Graham tears himself away from updating Arch Linux to search for the best new free software.
mapscii
It always feels a bit of a cheat covering something written with Node.js, because the typical Node.js application often feels like a web application, or even a website. That's because Node.js helps you run things locally written in JavaScript that would typically run on a server on the web. But JavaScript itself has become so popular, perhaps akin to being the BASIC of the web, that using JavaScript with a run-time environment like Node.js is no different to a run-time environment for many other languages, and you get the ability to run your application both offline and online almost for free. How's that for convergence!
This is exactly what's happened with mapscii. It's a brilliant little map tool you can run on the command line via Node.js, and because it's written in JavaScript, you can also do something crazy – connect to an instance of mapscii running on the developer's own telnet server. Yes, telnet. It's a little like something from the War Games movie, except the world view zooms into a street view, thanks to OpenStreetMap. It's remarkably quick and responsive, and going from an Earth-sized scale down to street level takes just seconds. Cursor keys with A and Z to zoom are used to control the map, but you can also use the mouse. The mouse wheel can even be used to zoom, and click-dragging the tiles on the background lets you move around the map just as you would a map in a browser.
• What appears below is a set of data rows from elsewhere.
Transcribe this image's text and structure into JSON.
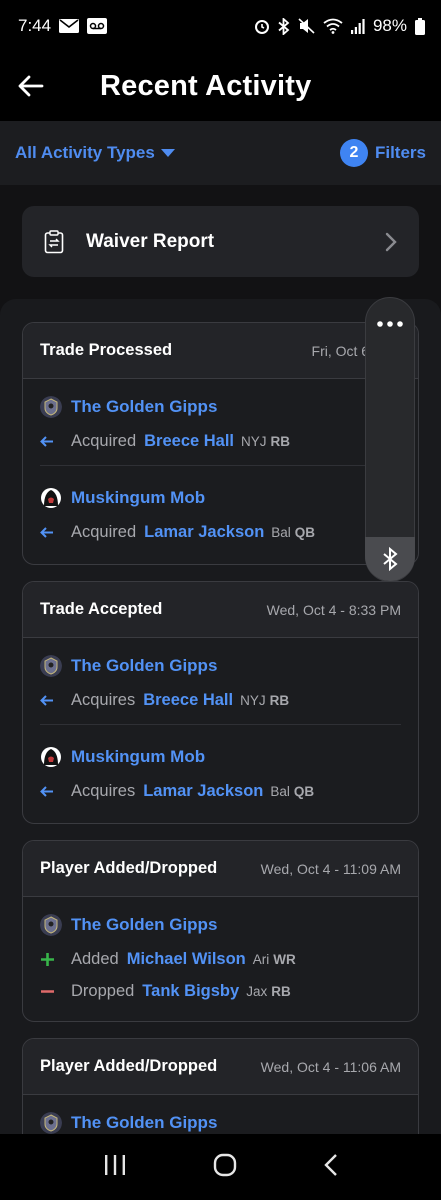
{
  "status_bar": {
    "time": "7:44",
    "battery": "98%"
  },
  "header": {
    "title": "Recent Activity"
  },
  "filter_bar": {
    "activity_type": "All Activity Types",
    "filter_count": "2",
    "filters_label": "Filters"
  },
  "waiver": {
    "label": "Waiver Report"
  },
  "cards": [
    {
      "title": "Trade Processed",
      "date": "Fri, Oct 6 - 8:2",
      "groups": [
        {
          "team": "The Golden Gipps",
          "verb": "Acquired",
          "player": "Breece Hall",
          "team_abbr": "NYJ",
          "pos": "RB"
        },
        {
          "team": "Muskingum Mob",
          "verb": "Acquired",
          "player": "Lamar Jackson",
          "team_abbr": "Bal",
          "pos": "QB"
        }
      ]
    },
    {
      "title": "Trade Accepted",
      "date": "Wed, Oct 4 - 8:33 PM",
      "groups": [
        {
          "team": "The Golden Gipps",
          "verb": "Acquires",
          "player": "Breece Hall",
          "team_abbr": "NYJ",
          "pos": "RB"
        },
        {
          "team": "Muskingum Mob",
          "verb": "Acquires",
          "player": "Lamar Jackson",
          "team_abbr": "Bal",
          "pos": "QB"
        }
      ]
    },
    {
      "title": "Player Added/Dropped",
      "date": "Wed, Oct 4 - 11:09 AM",
      "team": "The Golden Gipps",
      "moves": [
        {
          "verb": "Added",
          "player": "Michael Wilson",
          "team_abbr": "Ari",
          "pos": "WR"
        },
        {
          "verb": "Dropped",
          "player": "Tank Bigsby",
          "team_abbr": "Jax",
          "pos": "RB"
        }
      ]
    },
    {
      "title": "Player Added/Dropped",
      "date": "Wed, Oct 4 - 11:06 AM",
      "team": "The Golden Gipps"
    }
  ],
  "colors": {
    "accent": "#4f8cf0",
    "added": "#38b54a",
    "dropped": "#e06a6a"
  }
}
Even if that sounds like a gimmick when you have your ordinary web browser open, mapscii has another trick: Pressing B will remap the output to the braille unicode font, and you can run the whole thing offline or run your own server and access it from your own devices. Perfect for fast low-bandwidth private navigation.
Project Website
https://github.com/rastapasta/mapscii
File sharing
Google Drive for Plasma
Although many of us have moved away from relying on public cloud storage for all our files, switching to alternatives like Nextcloud, few of us have given up the habit completely. This is because services like Dropbox and Google Drive are genuinely useful. They allow you to share large files, collaborate on document editing, and easily search through the content of files and your editing history. Used with careful consideration of your own privacy, as with cloud-based email, cloud file storage is a useful addition in the connected world. And yet, in the case of Google Drive, a native Linux client has never been forthcoming.
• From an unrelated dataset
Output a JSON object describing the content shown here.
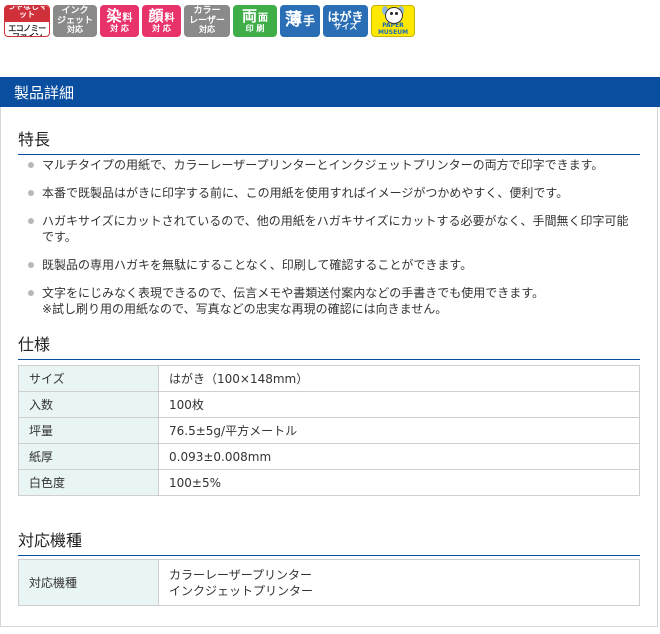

As a KDE user, this makes Google Drive slightly more inconvenient, especially when trying to avoid opening a web browser. And, access to Google Drive's files through a web browser is never ideal. It promotes the idea that you never have to manage your files, never have to delete them. A native-Linux client has always been badly needed. Fortunately, there's now Google Drive integration with KDE's Plasma. It's so well implemented that there's very little to see and not very much to write about. It works as a KIO slave, which means when you use the URL gdrive://
in any KDE application, your Google Drive will be accessed as the destination. The first time you do this, you'll even be stepped through the authentication process, although it can be accomplished from the system-wide accounts page, too, which is also where you can disable the facility. With authentication added, you'll see your Google Drive files just as you would your local files, and they can be opened and saved in the same way. Unfortunately, this doesn't work offline, but it does make copying online files to your local storage trivially easy.